GUNS covered Fast Draw more than any other print publication and many of the articles in Blasgen’s book can be found in the GUNS magazine digital online archive.
Many early articles focused on the draw speed, similar to the current obsession with the “1 second concealment draw”. Quarter second draw times were the goal of that era.
More data from elsewhere in the book:
At the peak, Fast Draw championships, sponsored by Colt, were held in Las Vegas in the early 1960’s. Interest in fast draw led to many innovations in holsters and timers, and technique. Shooters using the “twist draw” technique, where the gun was fired at a 90 degree angle, began beating the traditional fast draw competitors, and shooters began transitioning to stronger-built Ruger sixguns. As with most other shooting sports, gamers, gamer gear, and gamer techniques pushed the limits of performance but also drove many in the general population away from the game.
KPIX-TV news footage from November 1960 featuring silent views of people preparing for and taking part in a fast draw competition, including Dee Woolem (‘The Daisy Kid’). Also shows movie stars like Ernest Borgnine, Gene Barry and others (possibly Clu Gulager?) watching the event in an indoor arena. Opening graphic designed by Carrie Hawks. (WordPress would not let me embed the video so click the link to see it).

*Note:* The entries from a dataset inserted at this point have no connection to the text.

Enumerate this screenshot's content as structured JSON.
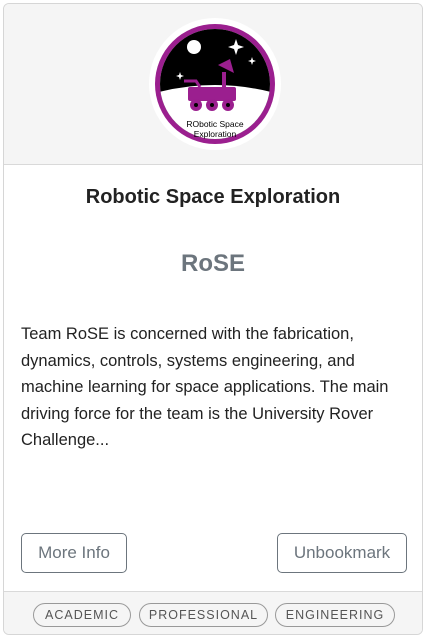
{
  "card": {
    "logo": {
      "icon": "rose-rover-logo-icon",
      "text_line1": "RObotic Space",
      "text_line2": "Exploration",
      "accent": "#9b1f8f"
    },
    "title": "Robotic Space Exploration",
    "acronym": "RoSE",
    "description": "Team RoSE is concerned with the fabrication, dynamics, controls, systems engineering, and machine learning for space applications. The main driving force for the team is the University Rover Challenge...",
    "buttons": {
      "more_info": "More Info",
      "unbookmark": "Unbookmark"
    },
    "tags": [
      "ACADEMIC",
      "PROFESSIONAL",
      "ENGINEERING"
    ]
  }
}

Andy Anderson was another influential holster maker of the Fast Draw era.
This article mentions Ernie Hill, who started out making fast draw holsters and shooting fast draw matches, who became the dominant holster maker for IPSC in its early days, making the same kind of steel reinforced leather holsters the fast draw shooters used, only for 1911 pistols.
By the mid 1960’s, fast draw had waned in popularity, and the dominance of Westerns on TV and on the big screen began to fade as well, as spy and space shows surged in popularity. Most importantly, Jeff Cooper began running fast draw matches using modern firearms and holsters at Big Bear Lake, which led to two handed aimed fire, comstock timed shooting matches (instead of par time), and to basically everything we know as standard practice in defensive firearms training.
Arganbright ties the history together with modern technique in this 1988 article.
Fast Draw competition is still alive, with the Cowboy Fast Draw organization and World Fast Draw Association each sanctioning and running matches. This page from their website lists all the national and world champions by year.